🤖 AI Summary
Large language and multimodal models (LLMs/LMMs) face critical challenges in dynamic knowledge injection, severe catastrophic forgetting, and degraded instruction-following capabilities; existing work lacks systematic investigation of continual learning for evolving multimodal knowledge in LMMs. This paper introduces EVOKE, the first benchmark specifically designed to evaluate multimodal evolving knowledge injection. Our evaluation reveals widespread failures in knowledge injection and a 47% drop in instruction-following performance across current methods. We find that textual augmentation significantly improves accuracy (+19.3%), whereas visual augmentation yields no gains.
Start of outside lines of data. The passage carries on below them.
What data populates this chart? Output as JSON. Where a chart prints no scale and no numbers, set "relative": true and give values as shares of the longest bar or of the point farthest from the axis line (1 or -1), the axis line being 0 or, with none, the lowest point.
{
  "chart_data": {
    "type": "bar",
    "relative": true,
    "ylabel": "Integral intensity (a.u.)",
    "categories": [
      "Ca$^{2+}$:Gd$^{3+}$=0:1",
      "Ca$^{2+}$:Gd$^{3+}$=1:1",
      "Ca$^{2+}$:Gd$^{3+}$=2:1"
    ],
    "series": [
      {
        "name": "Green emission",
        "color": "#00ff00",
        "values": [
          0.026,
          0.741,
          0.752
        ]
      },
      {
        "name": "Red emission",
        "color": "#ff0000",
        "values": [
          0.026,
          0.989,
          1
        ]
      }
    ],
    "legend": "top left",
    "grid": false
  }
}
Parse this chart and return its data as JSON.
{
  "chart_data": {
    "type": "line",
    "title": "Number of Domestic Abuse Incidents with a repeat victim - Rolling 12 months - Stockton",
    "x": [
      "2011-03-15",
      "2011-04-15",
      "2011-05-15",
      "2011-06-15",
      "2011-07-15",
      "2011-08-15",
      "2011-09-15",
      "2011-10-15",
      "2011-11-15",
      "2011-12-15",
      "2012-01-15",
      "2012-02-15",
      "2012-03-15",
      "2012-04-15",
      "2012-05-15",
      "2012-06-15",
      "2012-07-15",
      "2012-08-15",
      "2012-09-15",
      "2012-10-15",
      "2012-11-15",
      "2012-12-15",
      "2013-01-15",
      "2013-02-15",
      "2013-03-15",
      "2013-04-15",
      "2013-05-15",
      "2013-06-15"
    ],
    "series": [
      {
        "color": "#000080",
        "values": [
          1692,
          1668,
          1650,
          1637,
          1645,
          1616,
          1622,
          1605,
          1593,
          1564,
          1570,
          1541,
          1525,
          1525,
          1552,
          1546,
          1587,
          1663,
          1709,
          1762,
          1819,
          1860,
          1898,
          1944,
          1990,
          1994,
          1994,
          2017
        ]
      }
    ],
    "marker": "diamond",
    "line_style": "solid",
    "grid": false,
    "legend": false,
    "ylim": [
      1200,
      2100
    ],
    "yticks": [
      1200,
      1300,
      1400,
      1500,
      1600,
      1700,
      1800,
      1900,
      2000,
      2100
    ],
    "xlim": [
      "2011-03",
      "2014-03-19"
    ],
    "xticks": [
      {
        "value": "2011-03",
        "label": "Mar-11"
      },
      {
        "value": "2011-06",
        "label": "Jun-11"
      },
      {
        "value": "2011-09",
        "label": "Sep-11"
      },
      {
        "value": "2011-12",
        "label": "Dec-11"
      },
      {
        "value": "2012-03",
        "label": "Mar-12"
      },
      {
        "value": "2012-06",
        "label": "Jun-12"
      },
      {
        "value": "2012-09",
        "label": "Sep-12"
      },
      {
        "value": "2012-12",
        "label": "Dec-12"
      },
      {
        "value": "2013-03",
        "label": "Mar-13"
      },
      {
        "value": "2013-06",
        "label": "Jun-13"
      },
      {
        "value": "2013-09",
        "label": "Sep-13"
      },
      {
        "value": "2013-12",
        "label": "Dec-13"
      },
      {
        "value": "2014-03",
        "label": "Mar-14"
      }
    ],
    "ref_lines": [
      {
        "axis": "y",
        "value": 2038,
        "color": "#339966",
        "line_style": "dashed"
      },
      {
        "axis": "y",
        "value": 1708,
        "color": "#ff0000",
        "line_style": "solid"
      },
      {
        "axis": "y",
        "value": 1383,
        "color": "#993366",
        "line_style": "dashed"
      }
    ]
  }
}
Furthermore, we demonstrate that replay mechanisms and MoELoRA synergistically mitigate forgetting, with MoELoRA alone reducing forgetting by 62%. This work establishes the first systematic evaluation framework for dynamic knowledge updating in LMMs and identifies effective technical pathways—particularly modular parameter-efficient adaptation combined with replay—to support continual multimodal learning.
📝 Abstract
Large language/multimodal models (LLMs/LMMs) store extensive pre-trained knowledge but struggle to maintain consistency with real-world updates, making it difficult to avoid catastrophic forgetting while acquiring evolving knowledge. Previous work focused on constructing textual knowledge datasets and exploring knowledge injection in LLMs, lacking exploration of multimodal evolving knowledge injection in LMMs. To address this, we propose the EVOKE benchmark to evaluate LMMs' ability to inject multimodal evolving knowledge in real-world scenarios. Meanwhile, a comprehensive evaluation of multimodal evolving knowledge injection revealed two challenges: (1) Existing knowledge injection methods perform terribly on evolving knowledge. (2) Supervised fine-tuning causes catastrophic forgetting, particularly instruction following ability is severely compromised. Additionally, we provide pathways and find that: (1) Text knowledge augmentation during the training phase improves performance, while image augmentation cannot achieve it. (2) Continual learning methods, especially Replay and MoELoRA, effectively mitigate forgetting. Our findings indicate that current knowledge injection methods have many limitations on evolving knowledge, which motivates further research on more efficient and stable knowledge injection methods.